Hacker News new | ask | show | jobs
by davidm1729 1644 days ago
Hi, I'm one of the authors of the post

Thanks for pointing us to CLMUL, I'm not familiar with these kind of multiplications, but, converting the quote bitmask to a quoted bitmask would certainly make it faster. With this new bitmask, we could negate it and AND it with the newline mask, generating a mask of newlines that are not inside quotes. Getting the last newline then would be a simple CLZ of that mask. And there wouldn't be a need to resort to byte to byte processing.

In our tests, going byte to byte for more iterations to keep the alignment when hitting the "else case" performed worse than making the unaligned loads, but as you say "just use CLMUL" (as all loads will be aligned) :D

3 comments

PMOVMSKB/BSF/POPCNT takes serious wizardry, but instructions like PCLMULLQLQDQ make you feel like Gandalf. It's defined:

    pair clmul(uint64_t a, uint64_t b) {
      uint64_t t, x = 0, y = 0;
      if (a && b) {
        if (bsr(a) < bsr(b)) t = a, a = b, b = t; /* optional */
        for (t = 0; b; a <<= 1, b >>= 1) {
          if (b & 1) x ^= a, y ^= t;
          t = t << 1 | a >> 63;
        }
      }
      return (pair){x, y};
    }
There's a famous paper on how it can perform polynomial division at 40gbps. It's really cool that it has practical applications in things like CSV too. https://www.intel.com/content/dam/www/public/us/en/documents...
CLMUL in general is a bit weird to wrap your head around, but a CLMUL with -1 isn't too tricky: it's like a running 1-bit sum, or in other words, each bit in the result is the parity of all the bits up to that point in the multiplier.

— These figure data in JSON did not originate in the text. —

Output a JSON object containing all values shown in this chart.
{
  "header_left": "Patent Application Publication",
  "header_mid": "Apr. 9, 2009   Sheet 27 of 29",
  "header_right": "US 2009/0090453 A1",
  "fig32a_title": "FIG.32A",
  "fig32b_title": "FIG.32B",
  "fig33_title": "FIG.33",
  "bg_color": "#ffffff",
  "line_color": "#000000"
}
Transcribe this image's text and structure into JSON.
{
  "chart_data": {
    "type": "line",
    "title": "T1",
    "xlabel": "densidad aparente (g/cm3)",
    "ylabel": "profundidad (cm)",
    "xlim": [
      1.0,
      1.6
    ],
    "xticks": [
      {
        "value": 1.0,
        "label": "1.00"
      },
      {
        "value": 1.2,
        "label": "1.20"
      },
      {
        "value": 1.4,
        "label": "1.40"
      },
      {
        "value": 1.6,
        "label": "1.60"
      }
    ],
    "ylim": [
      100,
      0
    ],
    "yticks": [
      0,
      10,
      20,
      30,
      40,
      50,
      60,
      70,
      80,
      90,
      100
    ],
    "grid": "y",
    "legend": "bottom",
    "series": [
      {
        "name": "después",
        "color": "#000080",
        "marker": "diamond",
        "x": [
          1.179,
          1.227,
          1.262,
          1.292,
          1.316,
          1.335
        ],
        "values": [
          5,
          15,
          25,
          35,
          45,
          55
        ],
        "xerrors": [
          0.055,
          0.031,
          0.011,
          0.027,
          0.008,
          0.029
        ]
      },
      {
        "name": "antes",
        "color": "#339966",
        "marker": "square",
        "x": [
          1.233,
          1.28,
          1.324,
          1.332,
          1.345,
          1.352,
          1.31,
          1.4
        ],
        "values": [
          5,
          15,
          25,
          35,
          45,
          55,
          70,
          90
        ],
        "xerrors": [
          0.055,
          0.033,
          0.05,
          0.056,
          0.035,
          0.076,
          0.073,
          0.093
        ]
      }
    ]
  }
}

> In our tests, going byte to byte for more iterations to keep the alignment when hitting the "else case" performed worse than making the unaligned loads, but as you say "just use CLMUL" (as all loads will be aligned) :D

I was talking about using bitwise operations with the quote/escape/newline masks already computed (like in the blog post I linked), rather than a byte-by-byte loop. But yeah, CLMUL is better anyways :)

CLMUL is quite interesting. I learned about it when going in depth on how multiplications help with hashing.

A multiplication is in practice: - a sum over - a series (i.e. one for each bit set in the multiplier) - of shifts (where the shift amount is the index of that bit in the multiplier)

The shifting and the combining are great for hashing as they "distribute" each bit around.

CLMUL simply replaces the addition in step one with xor (which can also be thought as the single bit carryless addition).